In 2012, a theft case against Kerry Horek, a property manager accused of stealing more than $20,000 in rental payments, collapsed because a police officer was found to have acted inappropriately.
A magistrate ruled the officer committed the offense of “compounding” by attempting to obtain payment of the missing rental money for the benefit of the landlord by way of an agreement that Ms. Horek would not be prosecuted if she paid the money.
The Penal Code sets out this offense, including the description, “Whoever asks or attempts to obtain any benefit of any kind for himself or any other person upon any agreement or understanding that he will abstain from, discontinue or delay a prosecution, or will withhold any evidence, is guilty of an offense.”
In that case, the magistrate said, the police officer had taken an active, aggressive and partisan role.
“In essence, he was acting as an unregulated, private debt collector while clothed in the authority of a police officer – ‘pressuring’ the defendant to make payments under threat of arrest.
“The investigating officer’s actions, although perhaps unwitting (in the sense that he was unaware of the offense of compounding) were certainly unlawful, in essence, he facilitated the commission of an offense.
The ruling was upheld on appeal to the Grand Court.
“A situation in which a police officer decides to take the law into his hands by acting as a private debt collector for an aggrieved landlord, thereby placing pressure on an individual, who claims to be innocent of any crime, to repay an alleged debt under threat of arrest is intolerable.”
Police not debt collectors
In this incident, police have insisted the circumstances can be distinguished from the Horek case. In all such cases, legal experts say, the validity of comparisons would have to be determined through a more detailed examination of the evidence.
A police spokesperson said the two cases were distinct and suggested Ms.
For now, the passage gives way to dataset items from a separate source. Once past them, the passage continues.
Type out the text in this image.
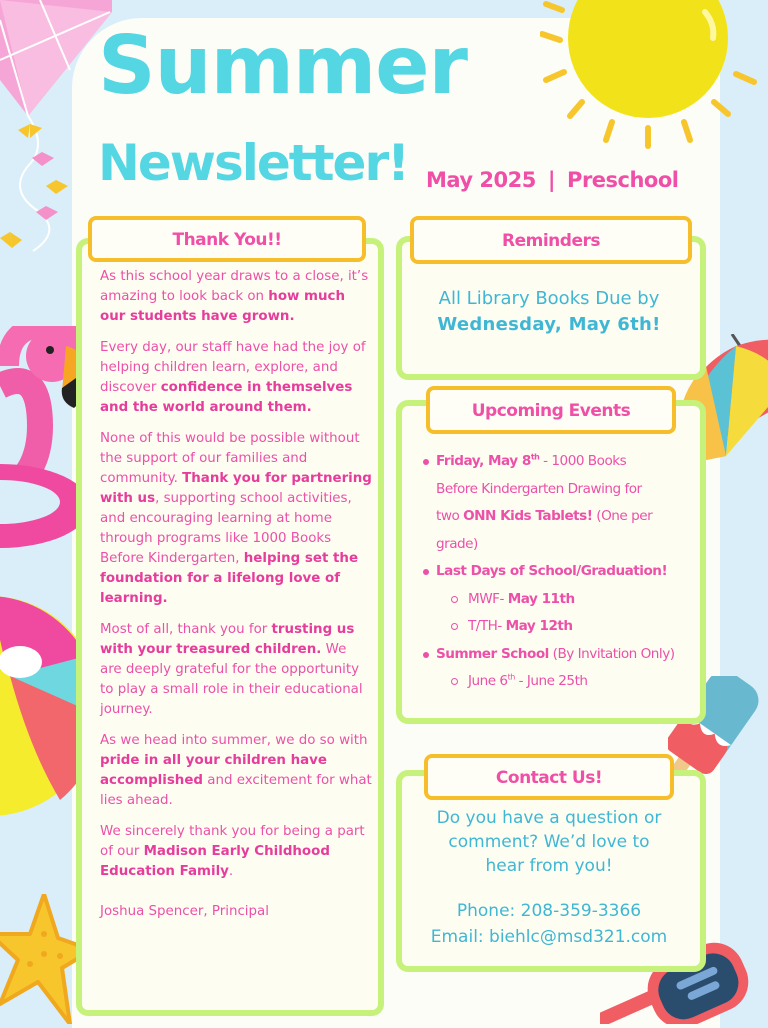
Summer
Newsletter! May 2025 | Preschool
Thank You!!

As this school year draws to a close, it’s amazing to look back on how much our students have grown.

Every day, our staff have had the joy of helping children learn, explore, and discover confidence in themselves and the world around them.

None of this would be possible without the support of our families and community. Thank you for partnering with us, supporting school activities, and encouraging learning at home through programs like 1000 Books Before Kindergarten, helping set the foundation for a lifelong love of learning.

Most of all, thank you for trusting us with your treasured children. We are deeply grateful for the opportunity to play a small role in their educational journey.

As we head into summer, we do so with pride in all your children have accomplished and excitement for what lies ahead.

We sincerely thank you for being a part of our Madison Early Childhood Education Family.

Joshua Spencer, Principal

Reminders
All Library Books Due by
Wednesday, May 6th!
Upcoming Events
Friday, May 8th - 1000 Books
Before Kindergarten Drawing for
two ONN Kids Tablets! (One per
grade)
Last Days of School/Graduation!
MWF- May 11th
T/TH- May 12th
Summer School (By Invitation Only)
June 6th - June 25th
Contact Us!
Do you have a question or
comment? We’d love to
hear from you!
Phone: 208-359-3366
Email: biehlc@msd321.com
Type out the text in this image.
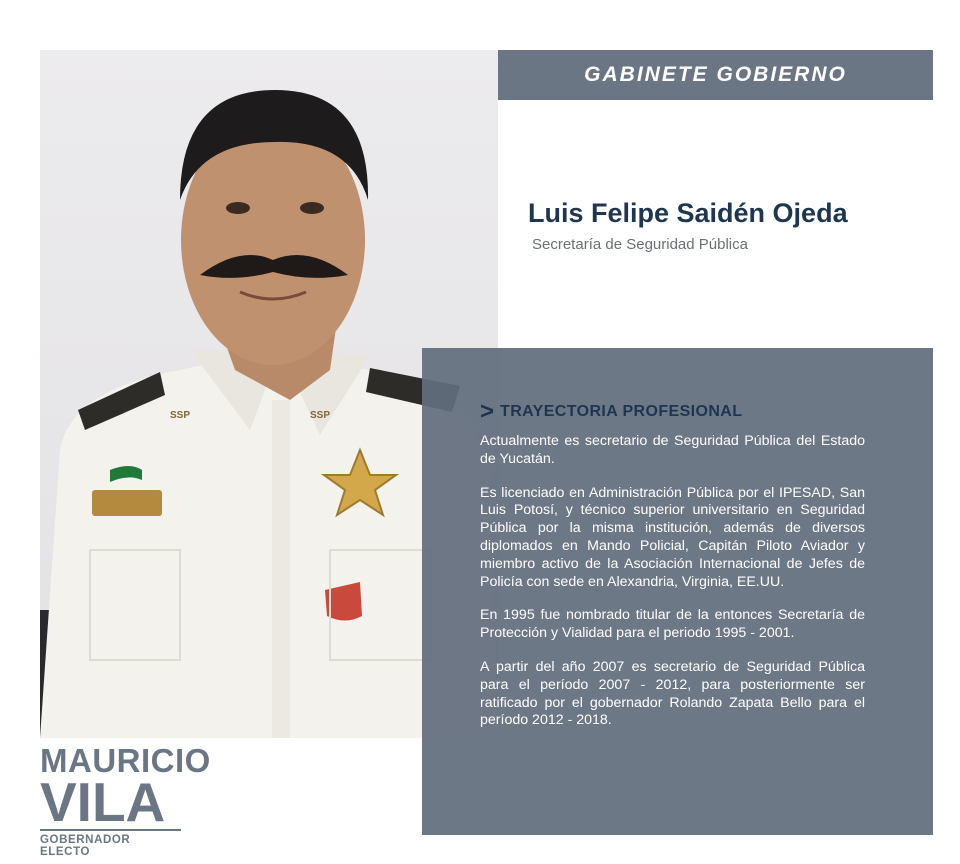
SSP	SSP
GABINETE GOBIERNO
Luis Felipe Saidén Ojeda

Secretaría de Seguridad Pública

> TRAYECTORIA PROFESIONAL

Actualmente es secretario de Seguridad Pública del Estado de Yucatán.

Es licenciado en Administración Pública por el IPESAD, San Luis Potosí, y técnico superior universitario en Seguridad Pública por la misma institución, además de diversos diplomados en Mando Policial, Capitán Piloto Aviador y miembro activo de la Asociación Internacional de Jefes de Policía con sede en Alexandria, Virginia, EE.UU.

En 1995 fue nombrado titular de la entonces Secretaría de Protección y Vialidad para el periodo 1995 - 2001.

A partir del año 2007 es secretario de Seguridad Pública para el período 2007 - 2012, para posteriormente ser ratificado por el gobernador Rolando Zapata Bello para el período 2012 - 2018.

MAURICIO
VILA
GOBERNADOR ELECTO
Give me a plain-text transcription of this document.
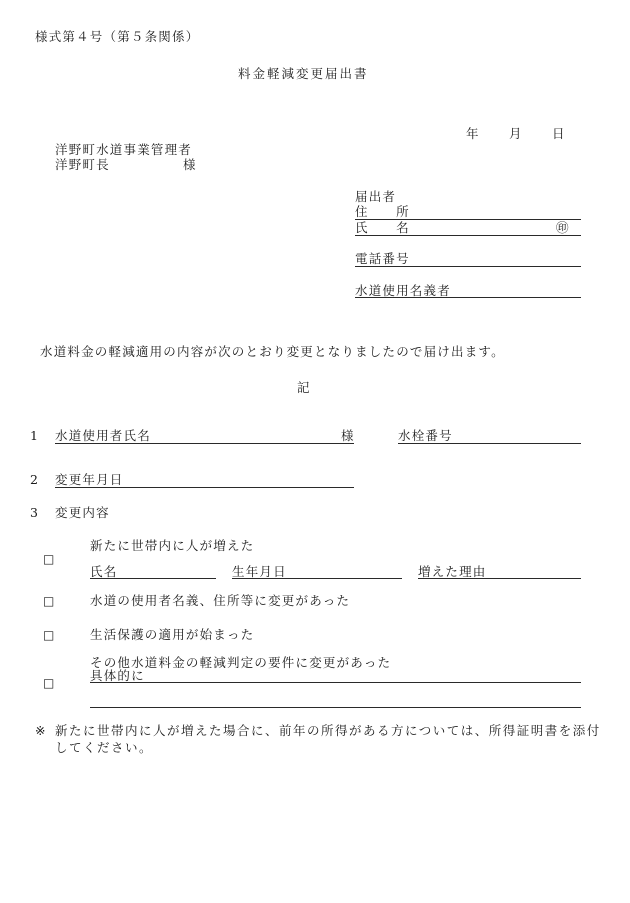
様式第４号（第５条関係）
料金軽減変更届出書
年 月 日
洋野町水道事業管理者
洋野町長	様
届出者
住　　所
氏　　名	㊞
電話番号
水道使用名義者
水道料金の軽減適用の内容が次のとおり変更となりましたので届け出ます。
記
1 水道使用者氏名	様	水栓番号
2 変更年月日
3 変更内容
新たに世帯内に人が増えた
□
氏名	生年月日	増えた理由
□	水道の使用者名義、住所等に変更があった
□	生活保護の適用が始まった
その他水道料金の軽減判定の要件に変更があった
具体的に
□
※ 新たに世帯内に人が増えた場合に、前年の所得がある方については、所得証明書を添付
してください。
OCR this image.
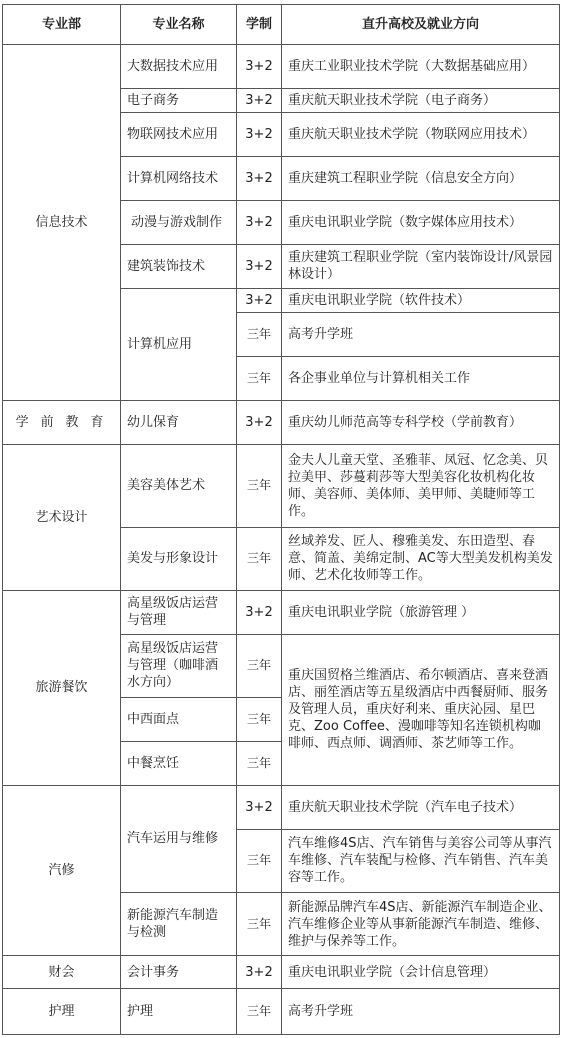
专业部	专业名称	学制	直升高校及就业方向
信息技术	大数据技术应用	3+2	重庆工业职业技术学院（大数据基础应用）
	电子商务	3+2	重庆航天职业技术学院（电子商务）
	物联网技术应用	3+2	重庆航天职业技术学院（物联网应用技术）
	计算机网络技术	3+2	重庆建筑工程职业学院（信息安全方向）
	动漫与游戏制作	3+2	重庆电讯职业学院（数字媒体应用技术）
	建筑装饰技术	3+2	重庆建筑工程职业学院（室内装饰设计/风景园林设计）
	计算机应用	3+2	重庆电讯职业学院（软件技术）
		三年	高考升学班
		三年	各企事业单位与计算机相关工作
学 前 教 育	幼儿保育	3+2	重庆幼儿师范高等专科学校（学前教育）
艺术设计	美容美体艺术	三年	金夫人儿童天堂、圣雅菲、凤冠、忆念美、贝拉美甲、莎蔓莉莎等大型美容化妆机构化妆师、美容师、美体师、美甲师、美睫师等工作。
	美发与形象设计	三年	丝域养发、匠人、穆雅美发、东田造型、春意、简盖、美绵定制、AC等大型美发机构美发师、艺术化妆师等工作。
旅游餐饮	高星级饭店运营与管理	3+2	重庆电讯职业学院（旅游管理 ）
	高星级饭店运营与管理（咖啡酒水方向）	三年	重庆国贸格兰维酒店、希尔顿酒店、喜来登酒店、丽笙酒店等五星级酒店中西餐厨师、服务及管理人员，重庆好利来、重庆沁园、星巴克、Zoo Coffee、漫咖啡等知名连锁机构咖啡师、西点师、调酒师、茶艺师等工作。
	中西面点	三年	
	中餐烹饪	三年	
汽修	汽车运用与维修	3+2	重庆航天职业技术学院（汽车电子技术）
		三年	汽车维修4S店、汽车销售与美容公司等从事汽车维修、汽车装配与检修、汽车销售、汽车美容等工作。
	新能源汽车制造与检测	三年	新能源品牌汽车4S店、新能源汽车制造企业、汽车维修企业等从事新能源汽车制造、维修、维护与保养等工作。
财会	会计事务	3+2	重庆电讯职业学院（会计信息管理）
护理	护理	三年	高考升学班
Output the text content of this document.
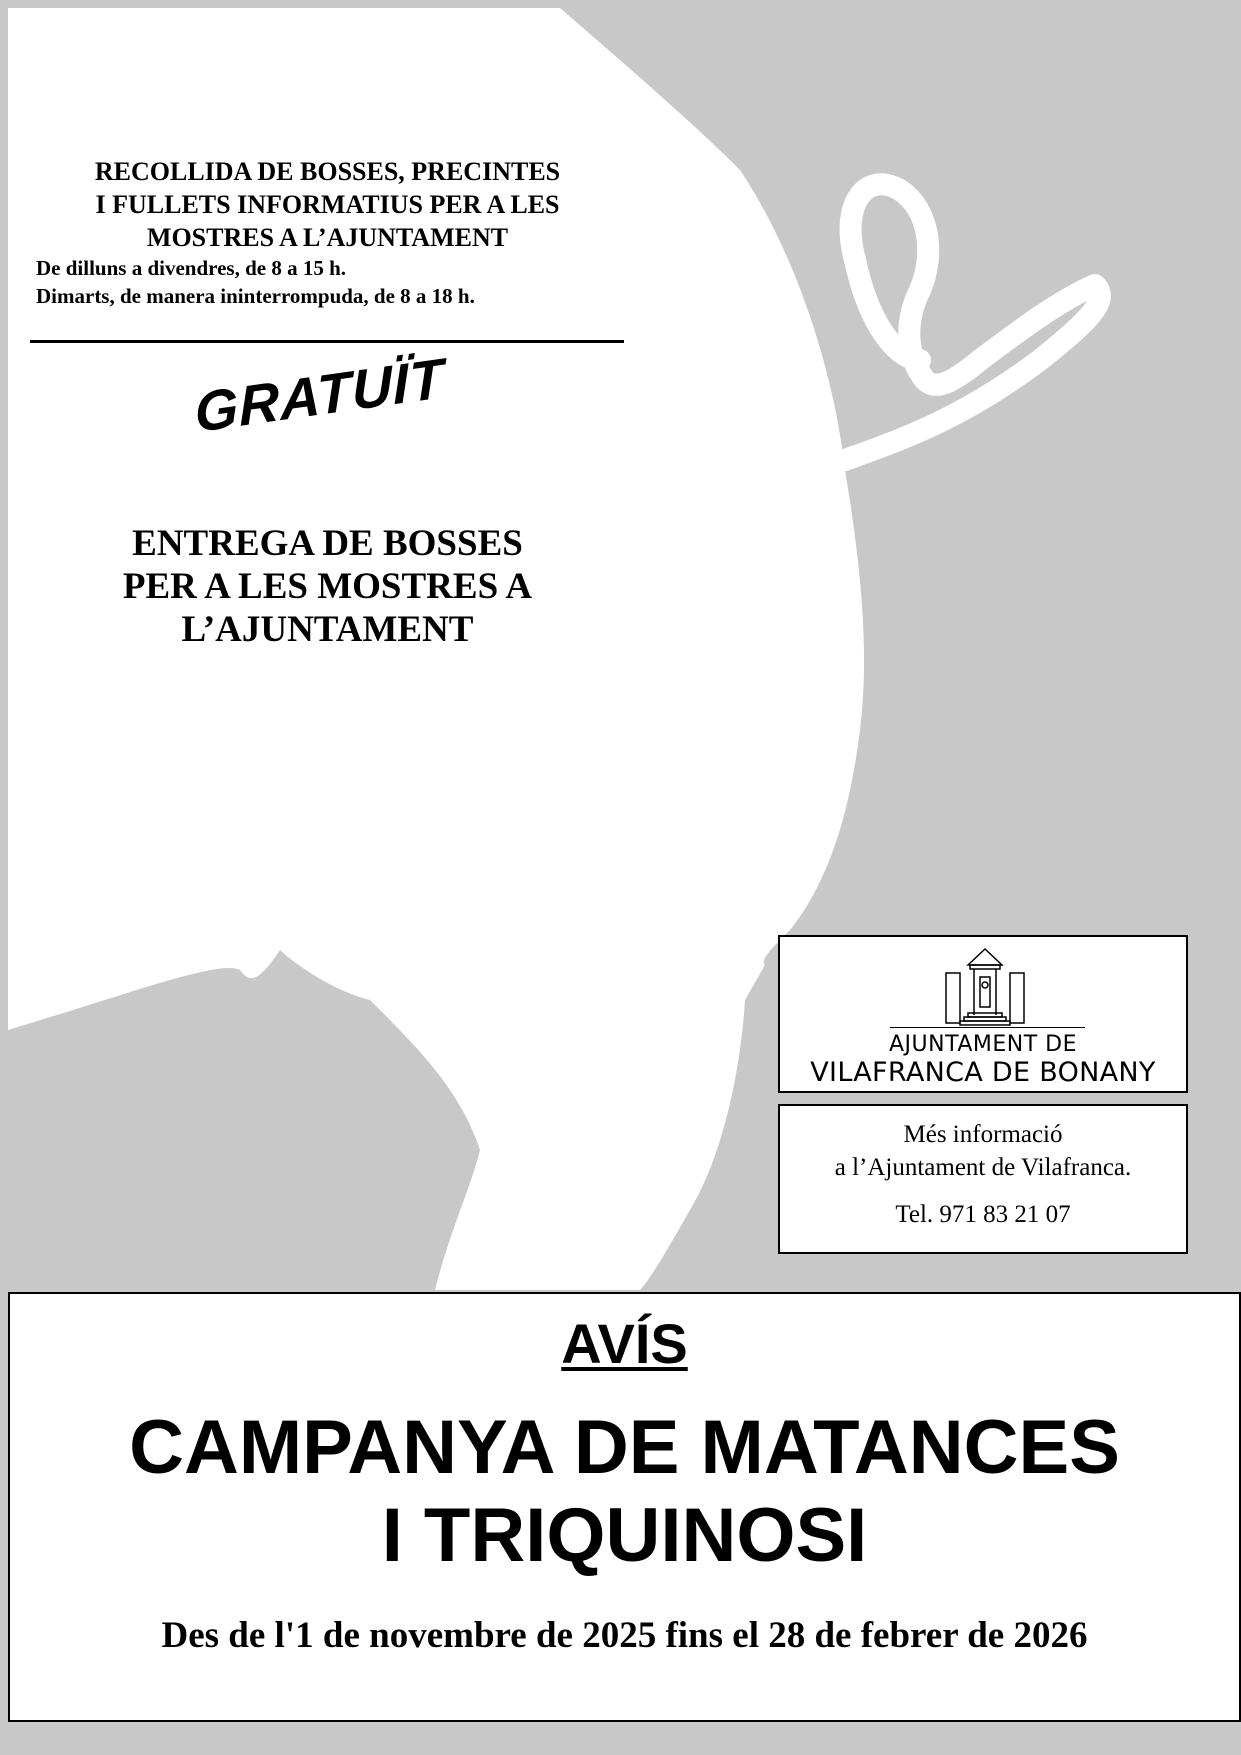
RECOLLIDA DE BOSSES, PRECINTES
I FULLETS INFORMATIUS PER A LES
MOSTRES A L’AJUNTAMENT
De dilluns a divendres, de 8 a 15 h.
Dimarts, de manera ininterrompuda, de 8 a 18 h.
GRATUÏT
ENTREGA DE BOSSES
PER A LES MOSTRES A
L’AJUNTAMENT
AJUNTAMENT DE
VILAFRANCA DE BONANY
Més informació
a l’Ajuntament de Vilafranca.
Tel. 971 83 21 07
AVÍS
CAMPANYA DE MATANCES
I TRIQUINOSI
Des de l'1 de novembre de 2025 fins el 28 de febrer de 2026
Ahamdu had accepted responsibility when she paid the money. Ms. Ahmadu told the Compass at the time that she paid the money so she could go home, and the proceedings involved no formal admission of guilt.
Ms. Carpenter added, “We don’t think that it is helpful to re-litigate this case in the media as Crown counsel was satisfied that an offense was properly made out. Ms. Ahmadu accepted responsibility when she appeared before the magistrate, who dismissed the charges after she agreed to pay the outstanding amount through her attorney.”
Ms. Carpenter said police did not involve themselves in debt collection and only intervened in cases where there appeared to be criminal conduct.
“It is important to note public expectations as we get numerous reports involving bad debt, most notably disputes between landlords and tenants, which members of the public expect us to investigate. Again, while these are treated strictly as civil matters, we will assist by ensuring that the disputes do not escalate into a breach of the peace.”
Amid the fallout from the arrest of Ms. Ahmadu, the Compass sought comment from some of Cayman’s leaders about the police actions and the impact of the incident on the tourist destination.
Tourism Minister Moses Kirkconnell gave his backing to the police, saying the fact that the woman involved was a tourist was “irrelevant.”
“Based on the circumstances of this case, the police responded to a report of a person who had received services and was apparently attempting to leave the jurisdiction without settling their bill. The Ministry has confidence in the RCIPS to take action in accordance with the law, having investigated and assessed the matter. The status or position of an individual in terms of whether he or she may be a resident or visitor, would be irrelevant as to whether the circumstances warrant an arrest.”
Governor Helen Kilpatrick declined to comment, saying it was an operational matter for the police.